Bandung, 18 September 2025 – Program Studi Hubungan Internasional UNPAR mengadakan seminar publik berjudul “Bertahan dalam Badai Global: Strategi Negara-Negara Kecil Menolak menjadi Korban”. Seminar ini diadakan sebagai pre-event dari International Conference on International Relations (ICON-IR) 2026 yang juga akan diadakan oleh Prodi HI. Sebagai pre-event, seminar ini berkaitan dengan berkaitan dengan tema dari ICON-IR,”The Weak [not] suffer what they must, the strong do what they can.” Kedua tema besar tersebut, terinspirasi dari dua kondisi dalam politik global kontemporer. Pertama, kondisi global kontemporer yang sedang tidak baik-baik saja dengan berbagai krisis. Mulai dari krisis kemanusiaan di Palestina, Sudan, Ukraina, dan tempat-tempat lainnya, krisis iklim secara global, kesenjangan dalam ekonomi internasional dan nasional, perang dagang antara Amerika Serikat dan Tiongkok serta tarif dari Presiden Trump, krisis sosial seperti kesetaraan gender, inklusi, berkembang dan mainstreaming dari kelompok sayap kanan terutama di negara-negara barat, terkikisnya ketertiban internasional serta rezim liberal barat termasuk efektivitas organisasi-organisasinya, serta isu-isu lainnya. Kedua, di tengah kondisi yang sedang tidak baik-baik saja, termasuk terkikisnya rezim internasional ala barat yang diklaim berbentuk ‘ruled-based international system’, hukum rimba kembali akibat aturan yang tidak lagi dipatuhi dan diterapkan. Dalam hukum rimba ini– dimana adu kekuatan menjadi cara untuk bertahan hidup– negara-negara kecil yang tidak memiliki kekuatan menjadi yang paling terancam. Dengan memparafrasekan kutipan dari Thucydides tentang Melian Dialogue, seminar publik dan ICON-IR ingin menggali tentang bagaimana cara agar negara-negara kecil tidak menjadi korban dalam hukum rimba politik global kontemporer ini.

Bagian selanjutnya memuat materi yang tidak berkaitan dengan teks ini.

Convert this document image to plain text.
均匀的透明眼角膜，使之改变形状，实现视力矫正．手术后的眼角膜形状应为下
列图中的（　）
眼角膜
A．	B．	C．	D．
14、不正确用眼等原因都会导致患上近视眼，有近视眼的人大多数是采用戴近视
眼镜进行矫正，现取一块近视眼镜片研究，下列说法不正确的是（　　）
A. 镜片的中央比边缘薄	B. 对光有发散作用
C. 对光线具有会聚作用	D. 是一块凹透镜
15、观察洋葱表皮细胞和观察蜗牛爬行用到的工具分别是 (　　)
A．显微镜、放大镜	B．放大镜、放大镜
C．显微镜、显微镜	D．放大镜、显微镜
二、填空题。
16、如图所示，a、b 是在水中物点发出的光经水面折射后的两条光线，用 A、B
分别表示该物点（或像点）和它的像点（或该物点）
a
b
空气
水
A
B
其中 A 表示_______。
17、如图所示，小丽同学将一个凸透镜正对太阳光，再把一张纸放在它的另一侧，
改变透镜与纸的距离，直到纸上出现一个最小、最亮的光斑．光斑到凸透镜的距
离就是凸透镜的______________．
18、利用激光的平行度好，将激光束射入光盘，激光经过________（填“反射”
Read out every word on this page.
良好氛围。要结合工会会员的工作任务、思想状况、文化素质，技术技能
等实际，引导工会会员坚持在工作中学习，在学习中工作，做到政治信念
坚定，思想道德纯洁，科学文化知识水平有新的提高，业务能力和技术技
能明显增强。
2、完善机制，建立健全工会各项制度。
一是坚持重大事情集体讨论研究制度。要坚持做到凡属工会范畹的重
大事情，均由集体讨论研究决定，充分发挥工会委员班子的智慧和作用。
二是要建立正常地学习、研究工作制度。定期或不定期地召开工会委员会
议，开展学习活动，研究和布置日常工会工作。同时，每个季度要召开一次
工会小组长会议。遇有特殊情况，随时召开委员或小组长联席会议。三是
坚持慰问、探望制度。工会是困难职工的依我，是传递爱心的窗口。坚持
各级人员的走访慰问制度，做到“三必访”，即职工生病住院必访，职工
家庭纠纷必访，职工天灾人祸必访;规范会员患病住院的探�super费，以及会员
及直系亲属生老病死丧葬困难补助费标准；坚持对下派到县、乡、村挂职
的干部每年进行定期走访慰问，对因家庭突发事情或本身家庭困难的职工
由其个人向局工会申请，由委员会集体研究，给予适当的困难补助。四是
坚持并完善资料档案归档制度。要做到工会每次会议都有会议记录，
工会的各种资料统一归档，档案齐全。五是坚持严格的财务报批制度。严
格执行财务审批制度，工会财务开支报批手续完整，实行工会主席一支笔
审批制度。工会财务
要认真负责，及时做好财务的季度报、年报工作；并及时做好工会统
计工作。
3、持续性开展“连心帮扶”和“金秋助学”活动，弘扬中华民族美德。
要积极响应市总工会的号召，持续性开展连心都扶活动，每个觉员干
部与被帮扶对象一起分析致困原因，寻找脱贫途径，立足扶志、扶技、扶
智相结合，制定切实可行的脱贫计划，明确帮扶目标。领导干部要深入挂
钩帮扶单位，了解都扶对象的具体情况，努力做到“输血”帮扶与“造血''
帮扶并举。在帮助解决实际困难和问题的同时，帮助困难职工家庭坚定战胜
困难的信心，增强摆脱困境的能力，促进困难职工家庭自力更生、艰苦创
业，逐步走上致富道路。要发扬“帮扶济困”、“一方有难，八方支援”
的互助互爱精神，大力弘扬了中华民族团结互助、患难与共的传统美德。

Untuk menjawab dua latar belakang tersebut, tiga narasumber telah diundang untuk memberikan pandangan-pandangan mereka tentang tema yang telah ditentukan. Pertama, Andi Widjajanto, memberikan poin utama bahwa dalam politik global Indonesia idealnya harus mampu melakukan balancing– mengimbangi poros-poros kekuatan utama. Namun, karena secara realita Indonesia tidak mampu melakukan balancing, maka Indonesia kemudian disarankan untuk melakukan hedging– tindakan yang dapat dikatakan pragmatis untuk mencari pemenuhan kepentingan dengan menavigasikan kebijakan di antara poros kekuatan yang ada. Kebijakan hedging ini kemudian disarankan untuk dilakukan sampai Indonesia mampu mengimplementasikan balancing.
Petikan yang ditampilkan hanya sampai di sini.